[LEAPSECS] Time math libraries, UTC to TAI

Martin Burnicki martin.burnicki at burnicki.net
Wed Jan 4 06:06:39 EST 2017


Zefram wrote:
> Martin Burnicki wrote:
>> Of course it would be great if there was an API call which executes fast
>> to yield a high performance, and returns a timestamp plus an associated
>> status code consistently, in an atomic operation.
> 
> A read-only adjtimex() does return all of this information, at least on
> systems where struct timex includes the current time.  (Where it doesn't,
> there's no atomic way to get this information.)  Obviously it's more
> expensive than a mere clock_gettime(), but by how much?  One would think
> that just reading the state would be relatively cheap; nothing needs to
> be recomputed.

Agreed.

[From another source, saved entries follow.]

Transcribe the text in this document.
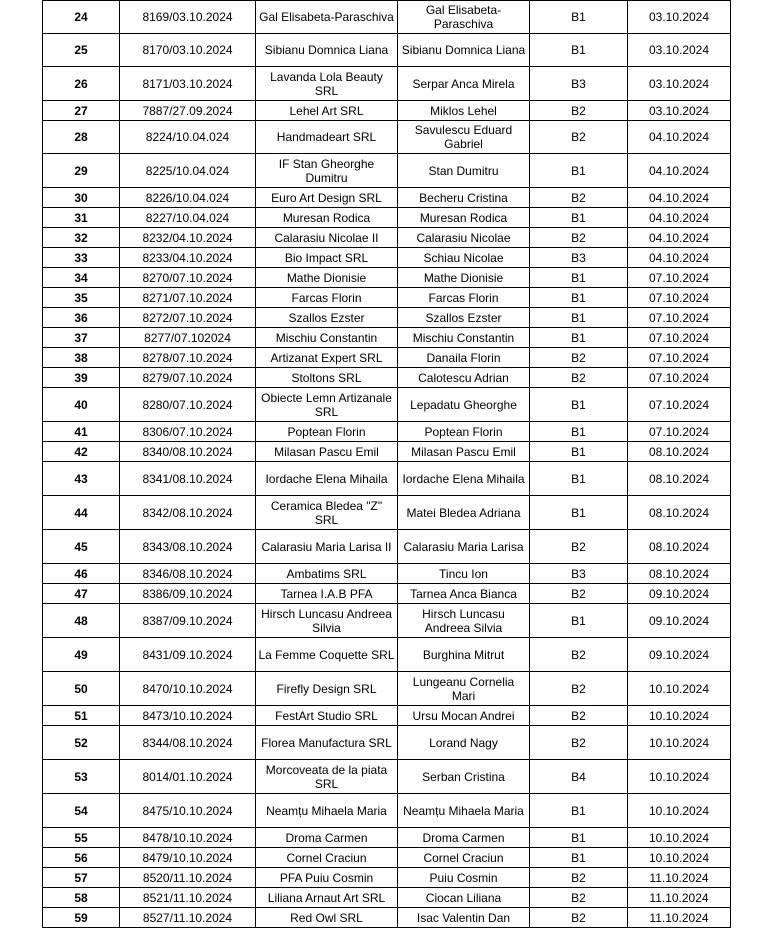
24	8169/03.10.2024	Gal Elisabeta-Paraschiva	Gal Elisabeta-Paraschiva	B1	03.10.2024
25	8170/03.10.2024	Sibianu Domnica Liana	Sibianu Domnica Liana	B1	03.10.2024
26	8171/03.10.2024	Lavanda Lola Beauty SRL	Serpar Anca Mirela	B3	03.10.2024
27	7887/27.09.2024	Lehel Art SRL	Miklos Lehel	B2	03.10.2024
28	8224/10.04.024	Handmadeart SRL	Savulescu Eduard Gabriel	B2	04.10.2024
29	8225/10.04.024	IF Stan Gheorghe Dumitru	Stan Dumitru	B1	04.10.2024
30	8226/10.04.024	Euro Art Design SRL	Becheru Cristina	B2	04.10.2024
31	8227/10.04.024	Muresan Rodica	Muresan Rodica	B1	04.10.2024
32	8232/04.10.2024	Calarasiu Nicolae II	Calarasiu Nicolae	B2	04.10.2024
33	8233/04.10.2024	Bio Impact SRL	Schiau Nicolae	B3	04.10.2024
34	8270/07.10.2024	Mathe Dionisie	Mathe Dionisie	B1	07.10.2024
35	8271/07.10.2024	Farcas Florin	Farcas Florin	B1	07.10.2024
36	8272/07.10.2024	Szallos Ezster	Szallos Ezster	B1	07.10.2024
37	8277/07.102024	Mischiu Constantin	Mischiu Constantin	B1	07.10.2024
38	8278/07.10.2024	Artizanat Expert SRL	Danaila Florin	B2	07.10.2024
39	8279/07.10.2024	Stoltons SRL	Calotescu Adrian	B2	07.10.2024
40	8280/07.10.2024	Obiecte Lemn Artizanale SRL	Lepadatu Gheorghe	B1	07.10.2024
41	8306/07.10.2024	Poptean Florin	Poptean Florin	B1	07.10.2024
42	8340/08.10.2024	Milasan Pascu Emil	Milasan Pascu Emil	B1	08.10.2024
43	8341/08.10.2024	Iordache Elena Mihaila	Iordache Elena Mihaila	B1	08.10.2024
44	8342/08.10.2024	Ceramica Bledea "Z" SRL	Matei Bledea Adriana	B1	08.10.2024
45	8343/08.10.2024	Calarasiu Maria Larisa II	Calarasiu Maria Larisa	B2	08.10.2024
46	8346/08.10.2024	Ambatims SRL	Tincu Ion	B3	08.10.2024
47	8386/09.10.2024	Tarnea I.A.B PFA	Tarnea Anca Bianca	B2	09.10.2024
48	8387/09.10.2024	Hirsch Luncasu Andreea Silvia	Hirsch Luncasu Andreea Silvia	B1	09.10.2024
49	8431/09.10.2024	La Femme Coquette SRL	Burghina Mitrut	B2	09.10.2024
50	8470/10.10.2024	Firefly Design SRL	Lungeanu Cornelia Mari	B2	10.10.2024
51	8473/10.10.2024	FestArt Studio SRL	Ursu Mocan Andrei	B2	10.10.2024
52	8344/08.10.2024	Florea Manufactura SRL	Lorand Nagy	B2	10.10.2024
53	8014/01.10.2024	Morcoveata de la piata SRL	Serban Cristina	B4	10.10.2024
54	8475/10.10.2024	Neamțu Mihaela Maria	Neamțu Mihaela Maria	B1	10.10.2024
55	8478/10.10.2024	Droma Carmen	Droma Carmen	B1	10.10.2024
56	8479/10.10.2024	Cornel Craciun	Cornel Craciun	B1	10.10.2024
57	8520/11.10.2024	PFA Puiu Cosmin	Puiu Cosmin	B2	11.10.2024
58	8521/11.10.2024	Liliana Arnaut Art SRL	Ciocan Liliana	B2	11.10.2024
59	8527/11.10.2024	Red Owl SRL	Isac Valentin Dan	B2	11.10.2024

However, I think the blocking mechanisms required to implement
this atomically may require lots of the execution time.

I have never tested how long the calls take to execute, and which
latencies can arise if you either of these functions in the middle of a
status update or so.

Also I'm not too familiar with the way clock_gettime() has been
implemented, but if I remember correctly it uses some tricks to make
access also from user space it really fast.

Today there are many users today which require a high number of request
per second to be serviced, with very high accuracy and resolution, so
that there are also hardware implementations of the NTP service.

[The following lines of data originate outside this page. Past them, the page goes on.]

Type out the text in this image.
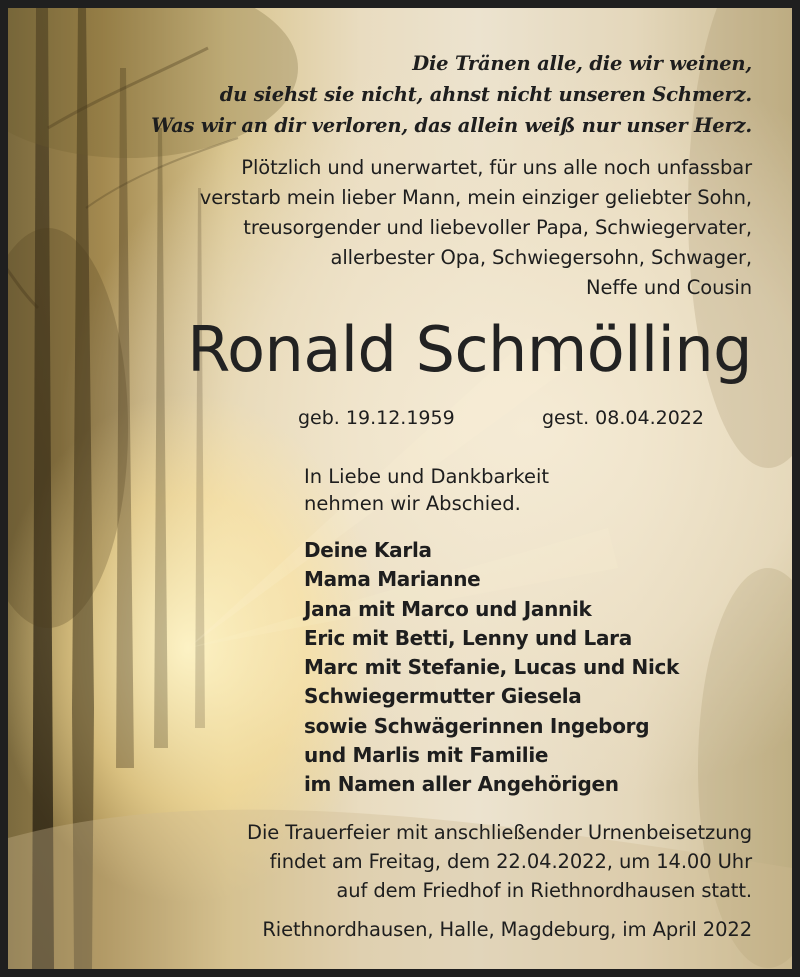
Die Tränen alle, die wir weinen,
du siehst sie nicht, ahnst nicht unseren Schmerz.
Was wir an dir verloren, das allein weiß nur unser Herz.
Plötzlich und unerwartet, für uns alle noch unfassbar
verstarb mein lieber Mann, mein einziger geliebter Sohn,
treusorgender und liebevoller Papa, Schwiegervater,
allerbester Opa, Schwiegersohn, Schwager,
Neffe und Cousin
Ronald Schmölling
geb. 19.12.1959	gest. 08.04.2022
In Liebe und Dankbarkeit
nehmen wir Abschied.
Deine Karla
Mama Marianne
Jana mit Marco und Jannik
Eric mit Betti, Lenny und Lara
Marc mit Stefanie, Lucas und Nick
Schwiegermutter Giesela
sowie Schwägerinnen Ingeborg
und Marlis mit Familie
im Namen aller Angehörigen
Die Trauerfeier mit anschließender Urnenbeisetzung
findet am Freitag, dem 22.04.2022, um 14.00 Uhr
auf dem Friedhof in Riethnordhausen statt.
Riethnordhausen, Halle, Magdeburg, im April 2022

Software implementations like ntpd also try to use SO_TIMESTAMP and
friends to eliminate the processing time in the network stack, etc. If
adjtimex() should be used by ntpd to get raw kernel time then either
SO_TIMESTAMP implementations also had to support this (eventually
alternatively, using a new SO_TIMESTAMP_XX code), or the SO_TIMESTAMP
feature could not be used to reduce latency, which resulted in increased
time error and jitter.

BTW, all of this not only applies to ntpd and friends, but also to PTP
daemon implementations.

> I think the "timestamp plus associated status code" call that should
> exist is actually clock_gettime(CLOCK_UTC).  Once that exists, I'm
> dubious about the utility of any proposed syscall that would just return
> a subset of struct timex.  The whole structure is quite useful for clock
> readers because it lets one construct an uncertainty bound, which is
> not available through any of the purpose-specific clock reading syscalls.

Agreed, by see my thoughts above regarding SO_TIMESTAMP.